The enforcement of the established order

Guest post by Dr. Sinan Çankaya 

Police officers cannot tackle all crime, enforce all laws and stop all people. They have to make choices. During proactive policing so-called street cops make use of generalizations. This practice is ineffective and has a stigmatizing impact on ‘communities’.

Traditionally, the police organization functions as ‘fire fighters’: they react as quickly as possible to a fire, extinguish it and then wait for the next call. This type of officer is unfortunately always late. Since the eighties there is a development whereby the officer who is always late, wants to be early – in fact, the police officer is preferably at the occasion before the fire even ignites. The proactive police organization waits no longer for the reports of citizens, but attempts to prevent, disrupt and deter crime from happening.

The street cop as a “Where’s-Waldoseeker”

During proactive policing, officers use generalized images of potential suspects and work with a selection profile. Citizens who tend to the profile, are more inclined to be stopped and checked. I define this decision-making process with the notion where’s-Waldo-seekers. In my childhood I ‘read’ almost the entire series of Where’s Waldo? In this comic book for children, which has an A3-format, the reader is supposed to find Waldo. The drawings represent a variation of realistic scenes, but also imaginative worlds. However, the ‘description’ of Waldo remains unchanged: a white man with glasses and a cane, dark brown hair, blue jeans, brown shoes and a red and white striped sweater.

My argument is that the officer also searches for Waldo, who apparently looks a certain way. Here, Waldo symbolizes the archetypal and decontextualized images of a ‘criminal’. Consciously and unconsciously, street cops define civilians not only as suspicious because they have committed or are committing a criminal offense. Partly they judge their appearance – such as skin colour, age, gender, clothing and jewellery – in a positive or negative way. The judgments about the personal facades of civilians are not neutral with respect to class, ethnicity, age and gender. Some facades work to the disadvantage of civilians, while others form privileges. Yet the appearance is not necessarily the decisive factor in the daily decision making processes of police officers. For the same reason there is not just one Waldo, but there are several variables that constitute numerous Waldo’s.

Ethno-racial profiling

This selection process is partly consistent with what is described as racial and ethnic profiling. This method is problematic for several reasons. The first false assumption is that so-called ‘communities’ can be identified on the basis of biological, thus racial, characteristics. This is highly unworkable, because the physiological variations within ethnic categories are too large. Secondly, the reasoning jumps from individual offenders to ‘groups’. An overrepresentation of for example Moroccan-Dutch young men in specific offenses does not justify the association of the total population with that offense. Thirdly, the present practice can undermine the trust of ‘groups’ of citizens in the police organization. Fourthly, criminals who do not tend to the ‘picture’ of police officers can be overlooked. Bad policing in my opinion.

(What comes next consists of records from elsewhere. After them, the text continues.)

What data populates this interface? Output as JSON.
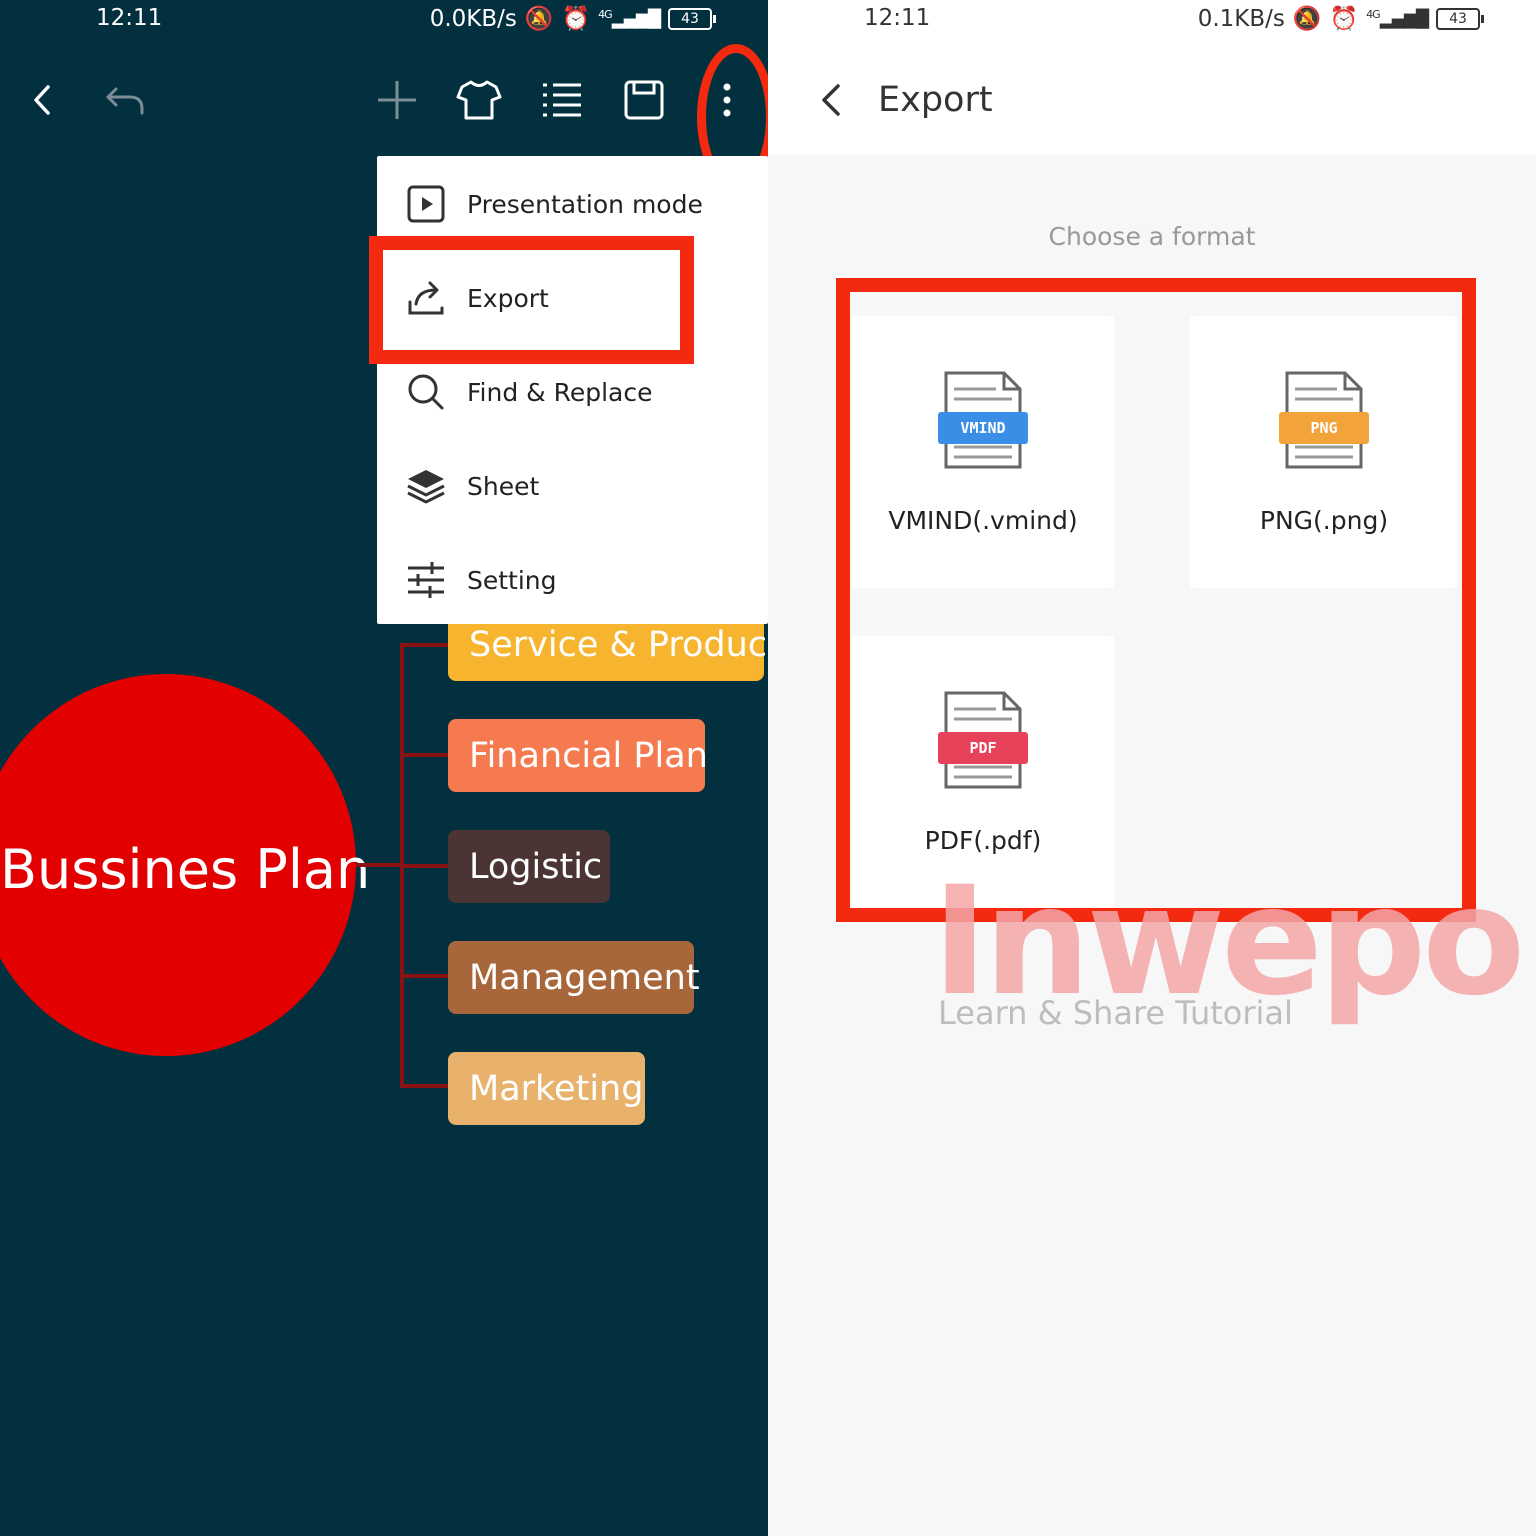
{
  "left": {
    "status": {
      "time": "12:11",
      "speed": "0.0KB/s",
      "network": "4G",
      "battery": "43"
    },
    "menu": {
      "items": [
        {
          "label": "Presentation mode",
          "icon": "play-icon"
        },
        {
          "label": "Export",
          "icon": "share-icon"
        },
        {
          "label": "Find & Replace",
          "icon": "search-icon"
        },
        {
          "label": "Sheet",
          "icon": "layers-icon"
        },
        {
          "label": "Setting",
          "icon": "sliders-icon"
        }
      ]
    },
    "mindmap": {
      "central": "Bussines Plan",
      "nodes": [
        {
          "label": "Service & Product",
          "color": "#f7b52f"
        },
        {
          "label": "Financial Plan",
          "color": "#f67a4f"
        },
        {
          "label": "Logistic",
          "color": "#4b3434"
        },
        {
          "label": "Management",
          "color": "#a7673a"
        },
        {
          "label": "Marketing",
          "color": "#e8b26c"
        }
      ]
    }
  },
  "right": {
    "status": {
      "time": "12:11",
      "speed": "0.1KB/s",
      "network": "4G",
      "battery": "43"
    },
    "title": "Export",
    "subtitle": "Choose a format",
    "formats": [
      {
        "badge": "VMIND",
        "label": "VMIND(.vmind)",
        "color": "#3a8ee6"
      },
      {
        "badge": "PNG",
        "label": "PNG(.png)",
        "color": "#f2a33a"
      },
      {
        "badge": "PDF",
        "label": "PDF(.pdf)",
        "color": "#e8415a"
      }
    ]
  },
  "watermark": {
    "brand": "Inwepo",
    "tagline": "Learn & Share Tutorial"
  },
  "colors": {
    "annotation": "#f32a0f",
    "canvas": "#03303f",
    "central": "#e20000"
  }
}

It is remarkable that the deleterious effects of the current practice are unconvincing in public opinion. The fact that innocent civilians are subjected to proactive checks is perceived as collateral damage. The most persistent objection is the over-representation of ethnic minorities in the visible forms of crime. In the same category, officers say: “What should we do? ID check grandmas?” But the current practice has little to do with robust intelligence-led policing. Instead of focusing on individual, specific and concrete delinquents and ‘suspicious behaviour’, it leads to (self)management at the level of risky profiles. In other words: social categorization, stereotyping, status and prestige are inextricably linked to proactive policing.

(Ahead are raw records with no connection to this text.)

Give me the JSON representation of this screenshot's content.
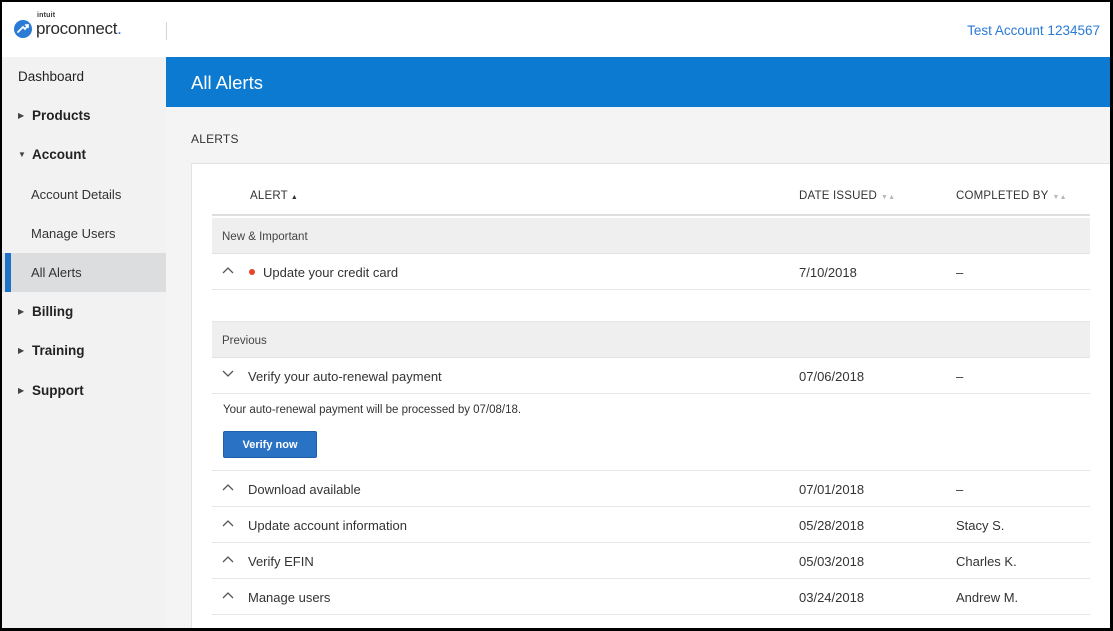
{
  "header": {
    "logo_small": "intuit",
    "logo_main": "proconnect",
    "account_label": "Test Account 1234567"
  },
  "sidebar": {
    "items": [
      {
        "label": "Dashboard",
        "type": "top"
      },
      {
        "label": "Products",
        "type": "parent",
        "expanded": false
      },
      {
        "label": "Account",
        "type": "parent",
        "expanded": true
      },
      {
        "label": "Account Details",
        "type": "child"
      },
      {
        "label": "Manage Users",
        "type": "child"
      },
      {
        "label": "All Alerts",
        "type": "child",
        "active": true
      },
      {
        "label": "Billing",
        "type": "parent",
        "expanded": false
      },
      {
        "label": "Training",
        "type": "parent",
        "expanded": false
      },
      {
        "label": "Support",
        "type": "parent",
        "expanded": false
      }
    ]
  },
  "banner": {
    "title": "All Alerts"
  },
  "main": {
    "section_label": "ALERTS",
    "columns": {
      "alert": "ALERT",
      "date": "DATE ISSUED",
      "completed": "COMPLETED BY"
    },
    "groups": [
      {
        "label": "New & Important",
        "rows": [
          {
            "title": "Update your credit card",
            "date": "7/10/2018",
            "by": "–",
            "unread": true
          }
        ]
      },
      {
        "label": "Previous",
        "rows": [
          {
            "title": "Verify your auto-renewal payment",
            "date": "07/06/2018",
            "by": "–",
            "expanded": true
          },
          {
            "title": "Download available",
            "date": "07/01/2018",
            "by": "–"
          },
          {
            "title": "Update account information",
            "date": "05/28/2018",
            "by": "Stacy S."
          },
          {
            "title": "Verify EFIN",
            "date": "05/03/2018",
            "by": "Charles K."
          },
          {
            "title": "Manage users",
            "date": "03/24/2018",
            "by": "Andrew M."
          }
        ]
      }
    ],
    "expanded_detail": {
      "text": "Your auto-renewal payment will be processed by 07/08/18.",
      "button_label": "Verify now"
    }
  },
  "colors": {
    "brand_blue": "#0b7ad0",
    "link_blue": "#2a7ad6",
    "alert_dot": "#e84526"
  }
}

 From the officer as a ‘crime fighter’, to the officer as an ‘information broker’

Moreover, the proactive stops do not result in a significant number of arrests. The reason is that the stops rely on the intuitive and vague suspicions of the police officer. A ‘gut feeling’ as they will say. As a result, street cops usually have insufficient legal grounds for an arrest. The relative low numbers of arrests are in sharp contrast to how street officers justify selective attention to certain ethnic categories.

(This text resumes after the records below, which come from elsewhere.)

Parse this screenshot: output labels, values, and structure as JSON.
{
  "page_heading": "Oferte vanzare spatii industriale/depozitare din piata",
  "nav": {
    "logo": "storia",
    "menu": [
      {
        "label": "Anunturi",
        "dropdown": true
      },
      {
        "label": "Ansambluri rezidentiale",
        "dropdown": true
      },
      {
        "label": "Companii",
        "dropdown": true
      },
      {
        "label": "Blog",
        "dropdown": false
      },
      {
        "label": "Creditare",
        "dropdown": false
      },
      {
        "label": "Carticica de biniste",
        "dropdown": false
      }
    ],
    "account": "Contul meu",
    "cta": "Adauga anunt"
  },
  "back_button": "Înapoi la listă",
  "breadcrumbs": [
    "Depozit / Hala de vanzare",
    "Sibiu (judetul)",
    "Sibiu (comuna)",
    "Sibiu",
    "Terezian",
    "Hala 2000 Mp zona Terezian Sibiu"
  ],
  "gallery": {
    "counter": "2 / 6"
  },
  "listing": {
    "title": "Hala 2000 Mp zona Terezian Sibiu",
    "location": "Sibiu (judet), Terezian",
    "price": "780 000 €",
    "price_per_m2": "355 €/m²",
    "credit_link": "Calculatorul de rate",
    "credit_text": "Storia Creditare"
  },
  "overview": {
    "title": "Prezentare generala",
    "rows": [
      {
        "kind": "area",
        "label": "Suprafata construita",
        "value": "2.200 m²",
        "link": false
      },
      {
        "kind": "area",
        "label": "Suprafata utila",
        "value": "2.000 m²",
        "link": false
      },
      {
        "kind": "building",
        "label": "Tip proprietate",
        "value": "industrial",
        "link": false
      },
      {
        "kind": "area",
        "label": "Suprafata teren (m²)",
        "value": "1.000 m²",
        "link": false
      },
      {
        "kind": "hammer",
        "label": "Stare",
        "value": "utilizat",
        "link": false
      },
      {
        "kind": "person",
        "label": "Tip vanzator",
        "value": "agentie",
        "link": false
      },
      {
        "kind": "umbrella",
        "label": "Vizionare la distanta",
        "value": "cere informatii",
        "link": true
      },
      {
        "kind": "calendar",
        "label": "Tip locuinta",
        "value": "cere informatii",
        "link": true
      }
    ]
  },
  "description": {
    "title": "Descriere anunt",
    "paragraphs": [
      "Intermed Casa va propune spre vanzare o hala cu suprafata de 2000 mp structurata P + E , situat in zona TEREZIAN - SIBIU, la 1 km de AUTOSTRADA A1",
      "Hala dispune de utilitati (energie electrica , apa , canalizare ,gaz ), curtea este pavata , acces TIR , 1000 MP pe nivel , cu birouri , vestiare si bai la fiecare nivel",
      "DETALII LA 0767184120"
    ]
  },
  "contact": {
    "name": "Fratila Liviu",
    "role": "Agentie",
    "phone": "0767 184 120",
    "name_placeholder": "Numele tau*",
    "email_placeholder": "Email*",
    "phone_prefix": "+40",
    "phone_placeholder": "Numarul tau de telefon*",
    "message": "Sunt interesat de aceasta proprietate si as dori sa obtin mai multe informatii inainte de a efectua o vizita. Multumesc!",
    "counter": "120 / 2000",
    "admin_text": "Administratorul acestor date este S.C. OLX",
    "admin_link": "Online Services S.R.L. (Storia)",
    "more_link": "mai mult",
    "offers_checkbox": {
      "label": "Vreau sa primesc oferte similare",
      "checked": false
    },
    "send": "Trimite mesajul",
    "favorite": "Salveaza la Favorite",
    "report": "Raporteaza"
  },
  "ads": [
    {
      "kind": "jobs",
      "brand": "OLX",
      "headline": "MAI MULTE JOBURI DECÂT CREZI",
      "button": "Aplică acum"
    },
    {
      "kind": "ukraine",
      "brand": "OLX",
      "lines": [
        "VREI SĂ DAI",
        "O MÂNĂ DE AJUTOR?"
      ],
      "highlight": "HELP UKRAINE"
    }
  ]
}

So what is it that cops do? The result of the proactive control is generally (a) a record in a police system and (b) the assumption that crime is prevented in the preliminary phase of its execution. When we look at the first ‘hit’, it becomes clear that Intelligence-led Policing (Informatiegestuurde Politie), an abstract policy concept of management cops, has seeped to the level of street cops. However, the formal and informal norm of “the more intelligence, the better” is at odds with the Police Data Act (Wet op de Politiegegevens, WPG). For much of the records the basis for processing data is general and unclear, and seems redundant and irrelevant. Besides, it is unclear how many records are actually used in concrete investigations.

This practice has a curious side effect. The choices of street cops in the present affect the focus areas in the future. Intelligence is also proactively acquired, created, edited and added. In addition, the supplemented intelligence focuses on the already defined ‘target groups’ and perpetuates these categories. The everyday decisions of street cops not only relate to stops and checks, but also to who is and is not recorded in police systems.

Preventive Policing = black box

When looking at the second ‘hit’: the effectiveness of preventive interventions are difficult to be determined. There is no actual crime in the present, but an imagined act in the future – that does not necessarily need to occur, even without the intervention of the police officer (see also Schinkel 2009). Preventive policing is basically a virtual business. Police officers avoid a hypothetical and a future scenario from taking place. At the same time, it is possible that street cops paradoxically prevent hypothetical criminal acts from happening.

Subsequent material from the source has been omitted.